Policies API
Policies receive a sequence of observation mappings and return a batched numpy action array.
Policy Protocol
python
class Policy(Protocol):
def reset(self, episode_ids: Sequence[str] | None = None) -> None:
...
def act(
self,
observations: Sequence[Observation],
*,
action_spec: ActionSpec | None = None,
policy_kwargs: Mapping[str, Any] | None = None,
episode_ids: Sequence[str] | None = None,
) -> np.ndarray:
...action_spec is evaluator-side validation metadata. Policy adapters should not require underlying model code to consume it directly.
LocalPolicy
python
from praxis_eval import LocalPolicy
policy = LocalPolicy(my_policy)my_policy may be:
- an object with
act(observations, *, policy_kwargs=None, episode_ids=None); - a callable with the same signature.

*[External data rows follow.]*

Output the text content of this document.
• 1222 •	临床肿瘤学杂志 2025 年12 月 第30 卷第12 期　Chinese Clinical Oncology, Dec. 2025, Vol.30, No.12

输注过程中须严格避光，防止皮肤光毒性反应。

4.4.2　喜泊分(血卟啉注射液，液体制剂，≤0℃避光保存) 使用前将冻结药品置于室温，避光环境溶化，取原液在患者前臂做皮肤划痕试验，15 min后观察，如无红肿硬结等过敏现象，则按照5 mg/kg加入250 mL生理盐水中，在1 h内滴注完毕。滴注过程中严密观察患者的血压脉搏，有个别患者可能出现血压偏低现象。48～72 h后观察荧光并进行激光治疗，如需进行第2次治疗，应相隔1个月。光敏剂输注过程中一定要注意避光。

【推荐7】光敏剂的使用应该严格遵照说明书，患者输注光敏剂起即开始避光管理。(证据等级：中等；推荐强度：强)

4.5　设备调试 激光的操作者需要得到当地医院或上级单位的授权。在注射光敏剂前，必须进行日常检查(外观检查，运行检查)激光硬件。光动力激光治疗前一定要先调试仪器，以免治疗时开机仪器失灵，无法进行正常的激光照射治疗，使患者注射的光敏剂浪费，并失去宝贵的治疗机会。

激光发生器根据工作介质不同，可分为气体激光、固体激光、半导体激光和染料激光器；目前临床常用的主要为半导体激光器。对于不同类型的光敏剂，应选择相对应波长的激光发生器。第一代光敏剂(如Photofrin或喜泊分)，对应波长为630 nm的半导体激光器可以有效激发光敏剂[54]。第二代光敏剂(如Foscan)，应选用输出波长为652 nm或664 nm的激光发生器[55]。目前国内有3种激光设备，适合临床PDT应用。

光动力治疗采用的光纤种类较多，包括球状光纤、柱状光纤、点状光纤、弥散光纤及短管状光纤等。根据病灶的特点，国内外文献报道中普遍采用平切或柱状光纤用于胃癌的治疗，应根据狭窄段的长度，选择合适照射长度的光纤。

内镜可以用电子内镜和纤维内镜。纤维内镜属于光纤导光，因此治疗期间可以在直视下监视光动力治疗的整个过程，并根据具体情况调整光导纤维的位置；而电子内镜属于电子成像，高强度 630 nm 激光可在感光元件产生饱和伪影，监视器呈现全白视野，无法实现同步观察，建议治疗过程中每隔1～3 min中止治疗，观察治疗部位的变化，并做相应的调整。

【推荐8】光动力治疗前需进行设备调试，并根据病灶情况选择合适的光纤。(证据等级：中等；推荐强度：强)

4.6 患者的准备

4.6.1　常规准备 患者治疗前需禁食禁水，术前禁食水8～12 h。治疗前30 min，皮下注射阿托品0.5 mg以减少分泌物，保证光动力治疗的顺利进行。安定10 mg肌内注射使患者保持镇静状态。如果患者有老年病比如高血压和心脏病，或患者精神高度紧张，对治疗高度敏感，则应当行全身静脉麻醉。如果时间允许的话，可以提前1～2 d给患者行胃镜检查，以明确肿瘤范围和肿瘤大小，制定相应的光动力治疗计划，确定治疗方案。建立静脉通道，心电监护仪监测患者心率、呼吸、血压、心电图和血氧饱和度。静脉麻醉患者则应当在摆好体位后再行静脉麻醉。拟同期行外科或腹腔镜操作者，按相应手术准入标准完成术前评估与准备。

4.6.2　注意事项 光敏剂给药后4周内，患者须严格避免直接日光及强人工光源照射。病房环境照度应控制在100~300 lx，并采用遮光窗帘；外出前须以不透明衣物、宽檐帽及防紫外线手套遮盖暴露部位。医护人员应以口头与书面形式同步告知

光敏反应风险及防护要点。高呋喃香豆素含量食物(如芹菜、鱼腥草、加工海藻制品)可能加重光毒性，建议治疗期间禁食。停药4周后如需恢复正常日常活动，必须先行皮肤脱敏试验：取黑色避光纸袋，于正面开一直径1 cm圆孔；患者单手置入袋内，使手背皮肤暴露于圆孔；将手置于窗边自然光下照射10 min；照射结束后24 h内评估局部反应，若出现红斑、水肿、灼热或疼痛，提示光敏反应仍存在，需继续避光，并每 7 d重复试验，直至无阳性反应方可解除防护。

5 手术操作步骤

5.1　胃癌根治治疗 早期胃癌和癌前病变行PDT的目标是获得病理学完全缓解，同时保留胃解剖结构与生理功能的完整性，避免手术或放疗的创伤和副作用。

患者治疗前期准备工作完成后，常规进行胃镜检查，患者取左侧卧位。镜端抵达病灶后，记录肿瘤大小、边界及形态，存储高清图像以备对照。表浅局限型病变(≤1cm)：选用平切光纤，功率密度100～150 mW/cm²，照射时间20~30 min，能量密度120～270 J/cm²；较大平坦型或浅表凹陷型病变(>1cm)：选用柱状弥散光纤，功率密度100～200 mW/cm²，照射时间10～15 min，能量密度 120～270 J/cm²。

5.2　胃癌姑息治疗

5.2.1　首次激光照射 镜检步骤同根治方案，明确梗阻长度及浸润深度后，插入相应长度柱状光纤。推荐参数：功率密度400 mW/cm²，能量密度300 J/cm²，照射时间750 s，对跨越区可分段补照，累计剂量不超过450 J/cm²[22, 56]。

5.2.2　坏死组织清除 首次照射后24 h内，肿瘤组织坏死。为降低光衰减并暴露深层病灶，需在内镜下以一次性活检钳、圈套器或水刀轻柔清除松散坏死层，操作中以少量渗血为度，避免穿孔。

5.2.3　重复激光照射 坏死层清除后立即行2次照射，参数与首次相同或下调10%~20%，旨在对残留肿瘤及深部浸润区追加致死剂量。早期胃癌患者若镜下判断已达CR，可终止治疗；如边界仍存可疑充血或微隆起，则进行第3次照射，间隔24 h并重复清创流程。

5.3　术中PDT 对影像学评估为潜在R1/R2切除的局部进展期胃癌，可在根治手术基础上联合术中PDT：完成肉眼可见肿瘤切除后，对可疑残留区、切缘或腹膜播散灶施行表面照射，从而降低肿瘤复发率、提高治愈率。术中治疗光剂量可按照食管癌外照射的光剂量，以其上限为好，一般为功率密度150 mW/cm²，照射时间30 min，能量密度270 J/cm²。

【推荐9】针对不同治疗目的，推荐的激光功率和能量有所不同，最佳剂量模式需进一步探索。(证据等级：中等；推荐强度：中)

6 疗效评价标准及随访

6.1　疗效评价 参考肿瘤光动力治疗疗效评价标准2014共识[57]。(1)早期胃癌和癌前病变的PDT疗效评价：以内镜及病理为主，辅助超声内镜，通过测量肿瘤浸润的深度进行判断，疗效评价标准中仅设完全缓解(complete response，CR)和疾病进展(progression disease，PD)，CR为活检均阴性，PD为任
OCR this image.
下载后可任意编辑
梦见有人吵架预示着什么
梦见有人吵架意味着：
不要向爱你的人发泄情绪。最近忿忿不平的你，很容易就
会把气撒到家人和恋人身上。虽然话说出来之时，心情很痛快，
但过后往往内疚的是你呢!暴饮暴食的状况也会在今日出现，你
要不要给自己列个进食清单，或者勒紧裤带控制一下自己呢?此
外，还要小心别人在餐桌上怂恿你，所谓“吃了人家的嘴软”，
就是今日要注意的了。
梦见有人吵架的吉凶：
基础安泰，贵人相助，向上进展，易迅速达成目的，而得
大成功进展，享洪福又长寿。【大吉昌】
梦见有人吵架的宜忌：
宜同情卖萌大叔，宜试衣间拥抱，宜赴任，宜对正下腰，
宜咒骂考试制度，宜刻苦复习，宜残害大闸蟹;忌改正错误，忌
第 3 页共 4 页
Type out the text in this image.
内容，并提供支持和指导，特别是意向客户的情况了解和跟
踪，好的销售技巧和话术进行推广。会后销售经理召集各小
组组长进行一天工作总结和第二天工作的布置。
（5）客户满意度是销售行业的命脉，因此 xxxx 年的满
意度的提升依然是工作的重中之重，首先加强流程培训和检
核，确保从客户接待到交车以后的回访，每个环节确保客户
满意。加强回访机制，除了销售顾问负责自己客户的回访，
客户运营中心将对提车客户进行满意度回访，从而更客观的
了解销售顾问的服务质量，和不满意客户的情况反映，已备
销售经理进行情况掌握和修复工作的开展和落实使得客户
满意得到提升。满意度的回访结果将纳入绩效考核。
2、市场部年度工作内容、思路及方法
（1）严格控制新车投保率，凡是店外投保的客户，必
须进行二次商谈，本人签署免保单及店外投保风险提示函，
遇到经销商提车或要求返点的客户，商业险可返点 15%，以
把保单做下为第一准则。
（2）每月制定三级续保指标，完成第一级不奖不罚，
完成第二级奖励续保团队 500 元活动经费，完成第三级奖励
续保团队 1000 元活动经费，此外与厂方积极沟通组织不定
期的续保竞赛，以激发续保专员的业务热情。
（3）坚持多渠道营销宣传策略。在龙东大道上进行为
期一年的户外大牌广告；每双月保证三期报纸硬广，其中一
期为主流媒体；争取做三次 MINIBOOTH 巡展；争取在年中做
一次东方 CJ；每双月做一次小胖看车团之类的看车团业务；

If my_policy defines reset(...), LocalPolicy forwards resets.
RemotePolicy
python
from praxis_eval import RemotePolicy
policy = RemotePolicy("127.0.0.1:50051", timeout=30.0)RemotePolicy calls a praxis-remote policy server. Install it with:
bash
pip install "praxis-eval[remote]"Remote mode is optional. It is useful when the simulator runtime and policy runtime need different dependency stacks.
Action Normalization
normalize_batched_action(...) enforces batch size, finite values, and ActionSpec validation when an action spec is supplied. For a single observation, unbatched action arrays are accepted if the array shape matches the single-action spec.